Issued on  | Posted on  | Report number: OIG-TMC-2010

FY 2010 TOP MANAGEMENT AND PERFORMANCE CHALLENGES IDENTIFIED BY OFFICE OF INSPECTOR GENERAL

Each year, the Office of Inspector General (OIG) of the Department of Health & Human Services (HHS or the Department) highlights to HHS and Congress the most significant challenges facing HHS. For 2010, OIG identified the following top management challenges for HHS:

HEALTH CARE REFORM IMPLEMENTATION

Esuring program integrity is critical as HHS implements the Patient Protection and Affordable Care Act (ACA.) The challenges of implementing the ACA while maintaining program integrity include:

  • meeting tight implementation timeframes
  • ensuring compliance with program rules
  • ensuring accuracy of claims data and payments
  • providing effective oversight of grants, contracts, and other obligations
  • promoting quality of care
  • implementing changes to Part D and other Medicare and Medicaid programs
  • responding to fraud schemes that put HHS and its beneficiaries at risk

INTEGRITY OF MEDICARE, MEDICAID, AND THE CHILDREN’S HEALTH INSURANCE PROGRAM

OIG has identified principles that guide the Department’s health care integrity strategy and that provide a framework for designing and implementing integrity safeguards to prevent fraud, waste, and abuse.
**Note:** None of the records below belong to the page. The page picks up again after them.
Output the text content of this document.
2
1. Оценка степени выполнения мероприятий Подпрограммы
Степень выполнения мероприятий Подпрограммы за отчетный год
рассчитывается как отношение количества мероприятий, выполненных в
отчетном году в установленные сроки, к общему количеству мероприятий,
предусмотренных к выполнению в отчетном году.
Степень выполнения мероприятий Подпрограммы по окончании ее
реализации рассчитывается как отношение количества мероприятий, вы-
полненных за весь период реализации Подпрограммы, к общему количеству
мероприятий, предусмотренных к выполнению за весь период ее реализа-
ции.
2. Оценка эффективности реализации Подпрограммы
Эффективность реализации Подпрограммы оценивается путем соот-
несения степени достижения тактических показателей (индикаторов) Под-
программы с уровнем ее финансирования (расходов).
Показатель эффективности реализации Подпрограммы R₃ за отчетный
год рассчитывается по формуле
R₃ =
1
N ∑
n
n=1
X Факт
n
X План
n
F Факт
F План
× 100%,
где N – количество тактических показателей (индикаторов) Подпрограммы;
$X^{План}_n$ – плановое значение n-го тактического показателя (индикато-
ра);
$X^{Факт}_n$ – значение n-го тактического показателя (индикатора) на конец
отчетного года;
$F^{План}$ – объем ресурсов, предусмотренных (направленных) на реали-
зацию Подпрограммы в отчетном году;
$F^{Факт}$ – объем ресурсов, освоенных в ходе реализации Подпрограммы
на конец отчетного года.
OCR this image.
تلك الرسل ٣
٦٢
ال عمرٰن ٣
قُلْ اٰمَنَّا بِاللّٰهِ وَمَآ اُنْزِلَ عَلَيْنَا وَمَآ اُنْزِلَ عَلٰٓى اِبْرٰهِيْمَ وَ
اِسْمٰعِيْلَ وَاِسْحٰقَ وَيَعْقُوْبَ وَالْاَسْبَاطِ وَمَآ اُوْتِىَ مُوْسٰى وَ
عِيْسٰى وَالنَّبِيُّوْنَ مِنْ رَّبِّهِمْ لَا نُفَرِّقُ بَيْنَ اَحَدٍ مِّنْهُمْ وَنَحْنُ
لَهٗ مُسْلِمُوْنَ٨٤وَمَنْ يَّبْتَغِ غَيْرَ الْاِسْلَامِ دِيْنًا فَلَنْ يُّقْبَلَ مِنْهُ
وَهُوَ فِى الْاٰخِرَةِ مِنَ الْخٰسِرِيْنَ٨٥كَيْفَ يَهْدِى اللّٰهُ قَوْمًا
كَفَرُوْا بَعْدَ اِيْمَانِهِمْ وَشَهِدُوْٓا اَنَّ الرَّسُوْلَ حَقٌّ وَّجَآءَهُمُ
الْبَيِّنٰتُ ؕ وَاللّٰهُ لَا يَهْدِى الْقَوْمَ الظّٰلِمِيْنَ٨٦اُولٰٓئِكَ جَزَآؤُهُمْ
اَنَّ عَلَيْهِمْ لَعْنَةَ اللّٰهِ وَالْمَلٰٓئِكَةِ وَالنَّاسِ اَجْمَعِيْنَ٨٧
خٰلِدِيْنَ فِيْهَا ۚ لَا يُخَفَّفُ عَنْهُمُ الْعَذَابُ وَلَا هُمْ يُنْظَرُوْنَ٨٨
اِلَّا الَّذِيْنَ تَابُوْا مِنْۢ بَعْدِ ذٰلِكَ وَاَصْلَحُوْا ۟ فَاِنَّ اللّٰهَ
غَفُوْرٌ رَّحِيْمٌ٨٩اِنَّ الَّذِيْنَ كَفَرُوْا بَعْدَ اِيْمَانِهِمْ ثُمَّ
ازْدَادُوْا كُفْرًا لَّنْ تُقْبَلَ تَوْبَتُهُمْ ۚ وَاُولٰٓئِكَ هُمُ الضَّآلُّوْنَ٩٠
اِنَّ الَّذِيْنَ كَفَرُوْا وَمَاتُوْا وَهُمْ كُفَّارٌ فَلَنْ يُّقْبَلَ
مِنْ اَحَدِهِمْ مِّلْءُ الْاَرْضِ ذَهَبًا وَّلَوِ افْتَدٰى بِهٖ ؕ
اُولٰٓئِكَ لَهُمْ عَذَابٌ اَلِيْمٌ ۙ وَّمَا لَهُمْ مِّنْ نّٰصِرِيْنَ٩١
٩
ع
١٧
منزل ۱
  • Enrollment: HHS faces challenges in ensuring the integrity of the programs’ provider and supplier enrollment processes. A small percentage of providers and suppliers intent on defrauding these programs has exploited weaknesses in the enrollment process, draining resources that should be spent on providing care to beneficiaries. Scrutinizing providers and suppliers who apply to participate in Medicare, Medicaid, and CHIP is crucial to program integrity.
  • Payment: The importance of establishing and maintaining the integrity of payment methodologies is critical so that scarce resources are not lost to fraud, waste, and abuse and that the quality of beneficiary care is not diminished. Initial payment methodologies must be set to fairly reimburse for appropriate care while remaining responsive to changes in practice and in the marketplace.
  • Compliance: Effectively combating fraud, waste, and abuse includes ensuring that providers and suppliers are well informed about program rules and are active partners in compliance efforts.
  • Oversight: HHS must provide appropriate oversight and implement effective measures to prevent and detect fraud, waste, and abuse, while making timely payments to legitimate providers. Schemes have become increasingly sophisticated, and criminals adapt to oversight efforts. To address this challenge, the Centers for Medicare & Medicaid Services (CMS) must use analysis of claims data and other tools to vigilantly monitor the programs for evidence of fraud, waste, and abuse.
  • Response: The Government must respond swiftly to fraud, impose appropriate punishment to deter others, and promptly eliminate program vulnerabilities. The Medicare, Medicaid, and CHIP administration and program integrity responsibilities are divided among a variety of contractors and systems. Because of the size and complexity of the programs, it is often difficult for CMS to respond swiftly, which can result in a significant monetary loss before a remedy is applied.
  • Quality: The challenge of ensuring that beneficiaries receive quality health care has many dimensions, including overseeing providers’ compliance with quality-of-care standards, ensuring patient safety, and identifying opportunities for improvements in quality of care
  • INTEGRITY OF DEPARTMENT’S PUBLIC HEALTH AND HUMAN SERVICES PROGRAMS

    HHS faces important challenges in ensuring integrity of its public health and human services programs:

    • Food, Drugs, and Medical Devices: Recent outbreaks of food-borne illness and increased drug and medical device recalls underscore the importance of ensuring the safety and security of the Nation’s food supply, human and veterinary drugs, biologics, and medical devices. Ensuring that drugs, biologics, and medical devices are labeled and advertised appropriately is more demanding than ever given technological advances in the media used to promote such products.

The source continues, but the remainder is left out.